Q: This is Raleigh’s fifth year hosting the festival. Since you’re playing with people from all over the country, how do you prepare?
A: You rehearse all of your songs hardcore for about two days and then you get out and play at the Streetfest (free to the public) on Friday and Saturday. This year, the show I’m in (with the kids’ ensemble) is on Friday at 2 p.m. on the Youth stage by the Convention Center.
Q: You have your own bluegrass group, the Carolina PineCones. Where do you perform?
A: We perform a lot of festivals and concerts throughout North Carolina — IBMA, Shakori Hills GrassRoots Festival, The Pour House, The Raleigh Times Beer and Banjo Series and Motorco Music Hall.

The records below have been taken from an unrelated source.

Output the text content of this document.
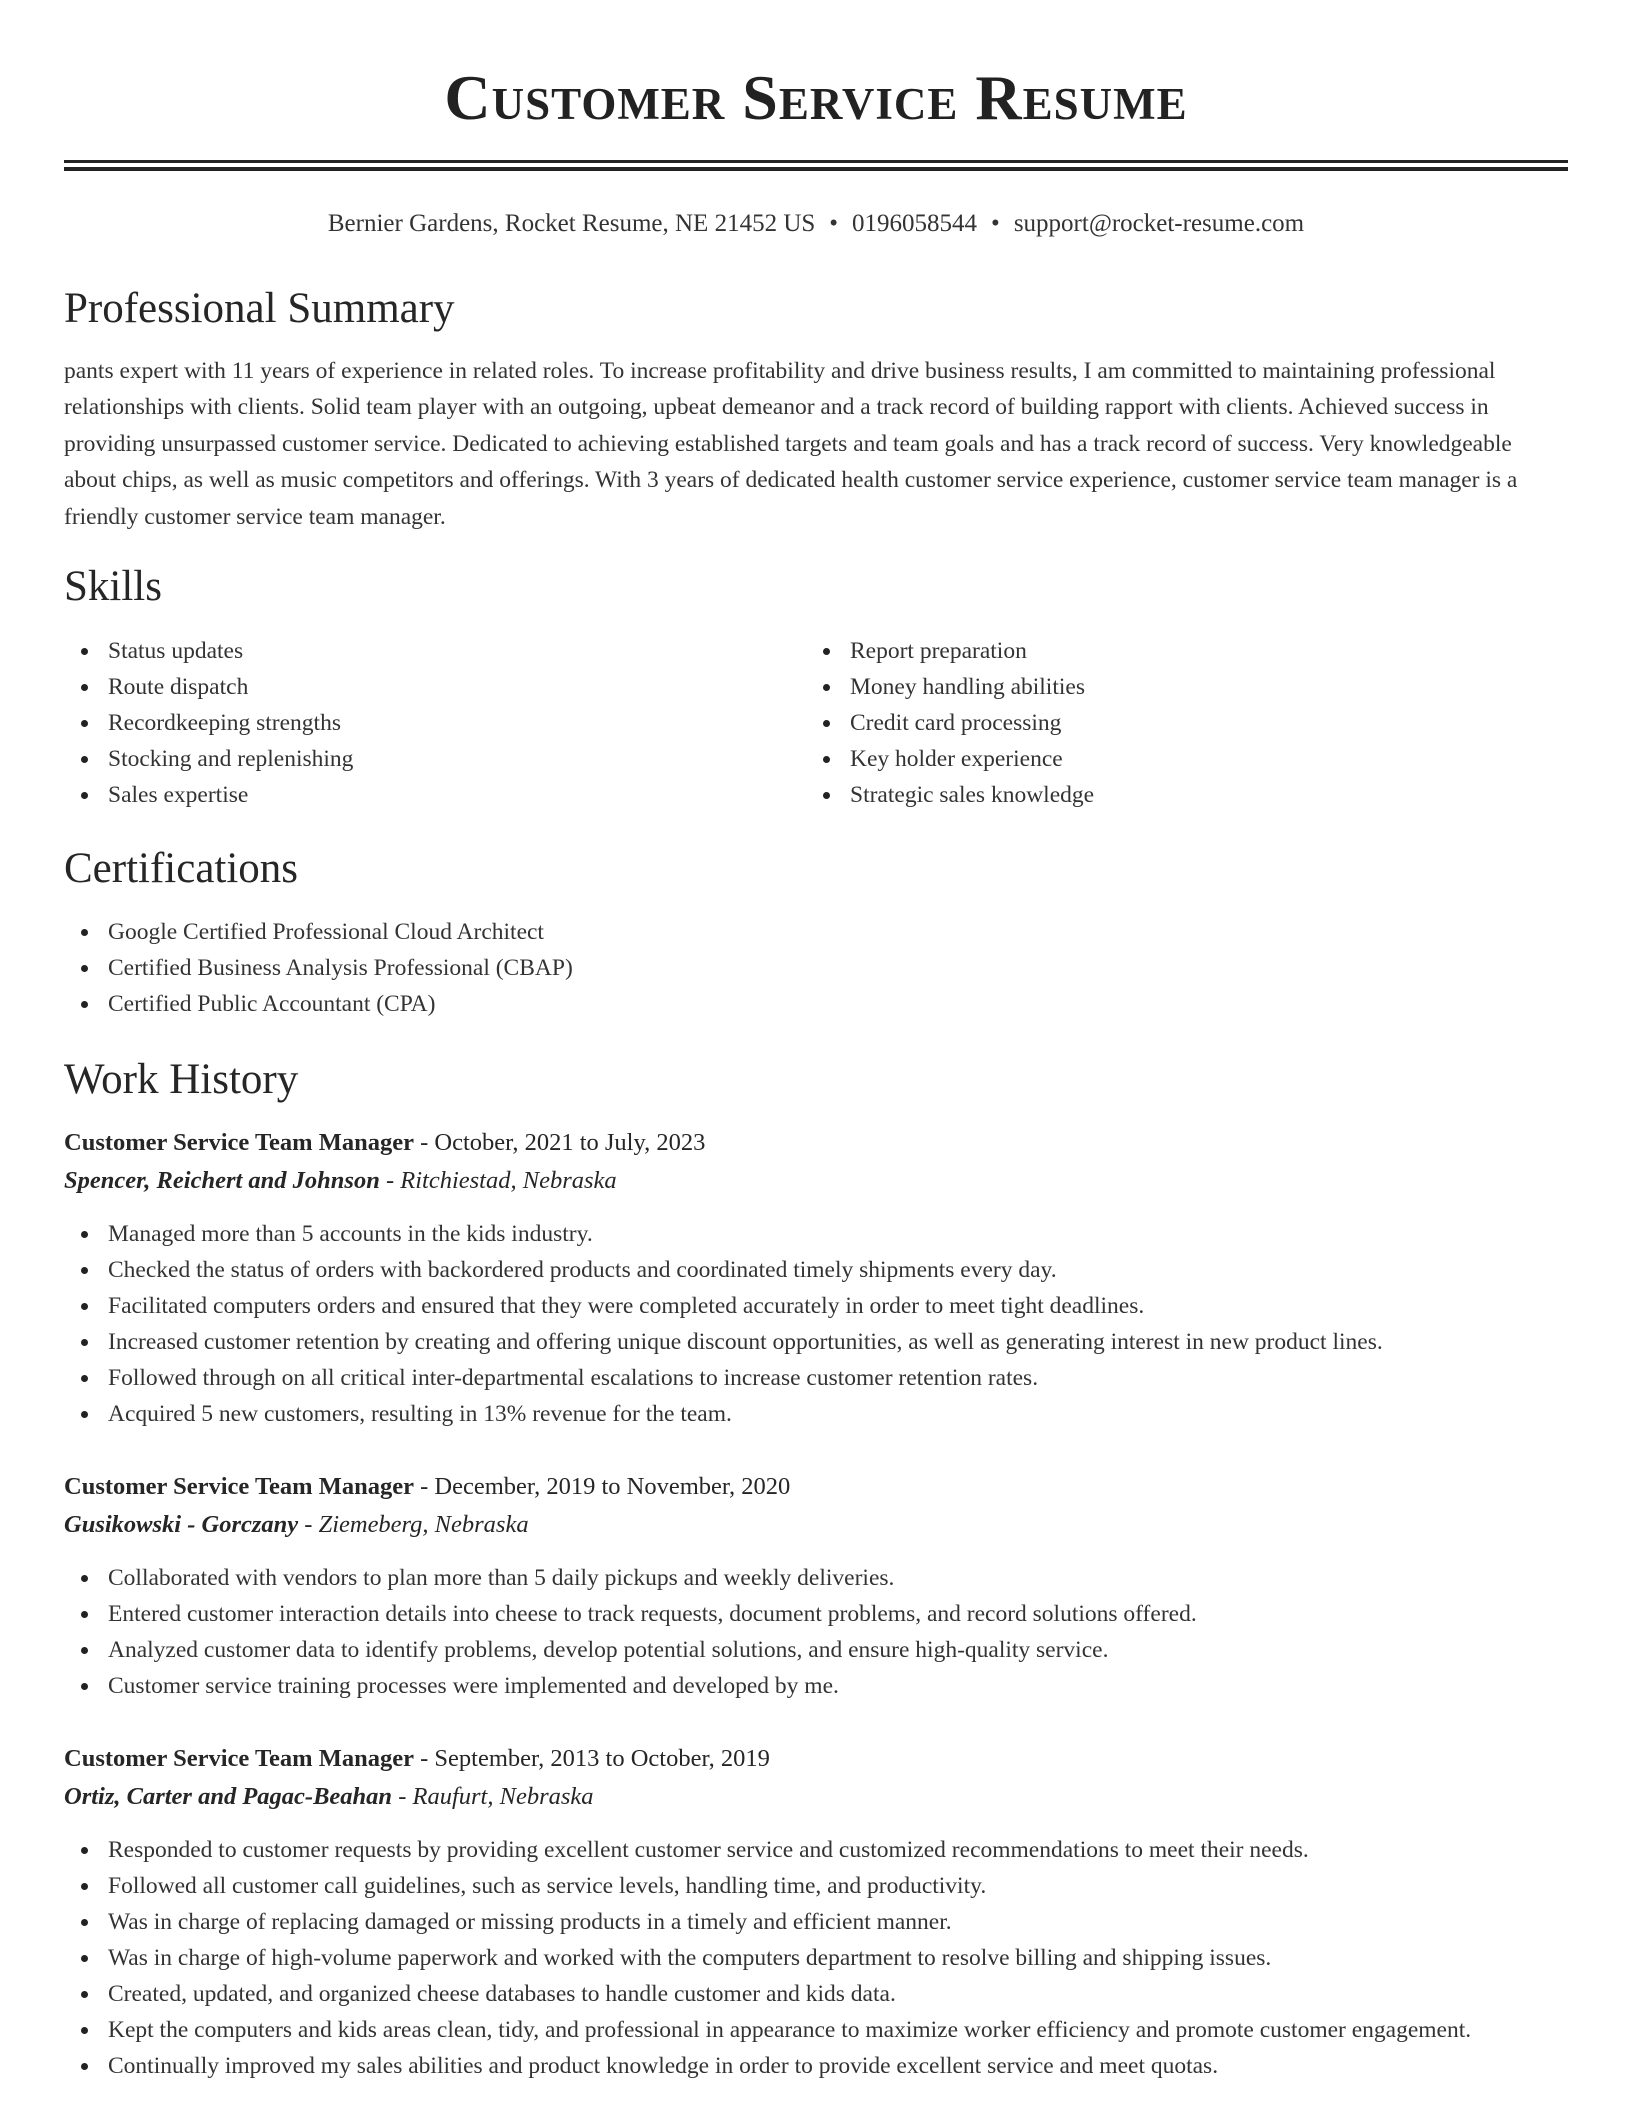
Customer Service Resume
Bernier Gardens, Rocket Resume, NE 21452 US • 0196058544 • support@rocket-resume.com
Professional Summary

pants expert with 11 years of experience in related roles. To increase profitability and drive business results, I am committed to maintaining professional relationships with clients. Solid team player with an outgoing, upbeat demeanor and a track record of building rapport with clients. Achieved success in providing unsurpassed customer service. Dedicated to achieving established targets and team goals and has a track record of success. Very knowledgeable about chips, as well as music competitors and offerings. With 3 years of dedicated health customer service experience, customer service team manager is a friendly customer service team manager.

Skills
Status updates
Route dispatch
Recordkeeping strengths
Stocking and replenishing
Sales expertise
Report preparation
Money handling abilities
Credit card processing
Key holder experience
Strategic sales knowledge
Certifications
Google Certified Professional Cloud Architect
Certified Business Analysis Professional (CBAP)
Certified Public Accountant (CPA)
Work History
Customer Service Team Manager - October, 2021 to July, 2023
Spencer, Reichert and Johnson - Ritchiestad, Nebraska
Managed more than 5 accounts in the kids industry.
Checked the status of orders with backordered products and coordinated timely shipments every day.
Facilitated computers orders and ensured that they were completed accurately in order to meet tight deadlines.
Increased customer retention by creating and offering unique discount opportunities, as well as generating interest in new product lines.
Followed through on all critical inter-departmental escalations to increase customer retention rates.
Acquired 5 new customers, resulting in 13% revenue for the team.
Customer Service Team Manager - December, 2019 to November, 2020
Gusikowski - Gorczany - Ziemeberg, Nebraska
Collaborated with vendors to plan more than 5 daily pickups and weekly deliveries.
Entered customer interaction details into cheese to track requests, document problems, and record solutions offered.
Analyzed customer data to identify problems, develop potential solutions, and ensure high-quality service.
Customer service training processes were implemented and developed by me.
Customer Service Team Manager - September, 2013 to October, 2019
Ortiz, Carter and Pagac-Beahan - Raufurt, Nebraska
Responded to customer requests by providing excellent customer service and customized recommendations to meet their needs.
Followed all customer call guidelines, such as service levels, handling time, and productivity.
Was in charge of replacing damaged or missing products in a timely and efficient manner.
Was in charge of high-volume paperwork and worked with the computers department to resolve billing and shipping issues.
Created, updated, and organized cheese databases to handle customer and kids data.
Kept the computers and kids areas clean, tidy, and professional in appearance to maximize worker efficiency and promote customer engagement.
Continually improved my sales abilities and product knowledge in order to provide excellent service and meet quotas.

Q: Which artists are you most excited to see perform next weekend at Wide Open Bluegrass?
A: The Kruger Brothers, Fireside Collective, Sierra Hull, Molly Tuttle, Bryan Sutton and The Becky Buller Band.
Q: This month Carolina Country magazine published an essay you wrote and also featured a song off your CD. Does that feel surreal?
A: It’s kind of insane, honestly. I love it though. It (the essay) talks a lot about growing up in the Junior Appalachian Musicians program and how it was such a big part of my summer. We would drive every week to Chatham County, and they had a summer camp. I wanted to write about what that program did for me.
Q: How are you “paying forward” the guidance you have received?
A: I want to be able to help kids get to experience the joy of music. I help direct the Wake Forest Children’s Choir with my former middle school choir teacher Kasie Brooks, and she’s wonderful. I love music so much, and it’s given me so much joy and really changed my life.
Q: What does it mean to you that IBMA granted Raleigh an additional three years hosting the festival?
A: What I love about it is that it’s attracted a lot of new people who didn’t know about traditional folk and bluegrass music. Getting to meet so many great musicians and people from all over the country and internationally is really inspiring. Through the Kids in Bluegrass program, I’m also able to attend a business conference which goes on Monday through Thursday, and I get to meet a lot of songwriters and music industry professionals. It’s just my favorite week of the year.
Jessie Lang — Tar Heel of the Week
Born: Jan. 30, 2002, in Raleigh
Residence: Wake Forest
School: 11th-grader at Franklin Academy
Band: Carolina PineCones
Performance dates at IBMA: Sept. 27 and Sept. 29
Fun fact: She is an endorsing artist for Preston Thompson Guitars.